While writing the book, Elaine said, "This is not an easy task, but there are times I feel that I have some help from 'up there', as many times things just fell into place, as if I had help. People thanked me for being able to see more of the whole picture of what happened-not just the tragedy. More than a few, with tears in their eyes, thanked me for writing the book and said they felt a kind of closure." This book has become a treasured keepsake for innumerable families in the county.

In 2016, Elaine and Patricia Mullinax wrote Draketown Tragedy, about the murder of Alice Stewart, the pastor's wife, when she attempted to stop 20 moonshiners from abducting and horsewhipping her husband for tearing down their stills. She was the first woman martyr of prohibition.

"I've had contact with those in the movie industry and am hopeful for a movie based on this book," stated Elaine.
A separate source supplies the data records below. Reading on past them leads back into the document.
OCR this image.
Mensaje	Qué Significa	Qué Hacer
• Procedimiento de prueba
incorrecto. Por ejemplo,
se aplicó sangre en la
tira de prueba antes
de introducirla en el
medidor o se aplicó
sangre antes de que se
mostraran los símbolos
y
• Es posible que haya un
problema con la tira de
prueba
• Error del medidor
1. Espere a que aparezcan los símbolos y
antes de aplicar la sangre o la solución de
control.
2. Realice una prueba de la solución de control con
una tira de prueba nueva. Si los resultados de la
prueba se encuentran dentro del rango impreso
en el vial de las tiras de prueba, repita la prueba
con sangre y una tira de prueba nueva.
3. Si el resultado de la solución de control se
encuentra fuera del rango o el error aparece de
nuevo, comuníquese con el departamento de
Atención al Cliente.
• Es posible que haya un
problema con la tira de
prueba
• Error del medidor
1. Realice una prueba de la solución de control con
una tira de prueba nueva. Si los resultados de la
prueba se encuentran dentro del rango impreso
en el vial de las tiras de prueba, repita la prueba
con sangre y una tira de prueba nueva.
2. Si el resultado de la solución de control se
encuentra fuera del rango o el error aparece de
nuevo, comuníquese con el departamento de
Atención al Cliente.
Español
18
In 2015, she collaborated with her hus- band John on The History of Dark Corner. The story takes place in Campbell County and tells of the first pioneers to the area. John had researched and collected data for years. When Elaine began to assemble the informa- tion into book form, she asked where the people were. "You can't have a town without people," she told him. So, John put her in charge of finding out who live in Dark Corner, beginning in 1832 and in developing that part of the book, which adds great value to it. The two are currently working on a new book: Hart Town: A Chronicle of the Area, Places, and Events. They hope it will be pub- lished later this year.

Elaine is the publisher of Lillium Press Historical Books: lilliumpress.net.

She earned a Bachelor of Science Degree in education from the University of West Georgia. She was head of the Adult Education Department, which includes the GED Program, English as a Second Language, Civics, and a Literacy Program, for fifteen years at West Central Technical College. She and John have two children, a son-in-law, and two grandchildren.

Elaine plays the piano beautifully and taught piano lessons for fifteen years. She studies history and genealogy and has trace hers and her husband's lines back for several generations. The community is grateful to Elaine for her passion in keeping alive the history of their families and their community for posterity.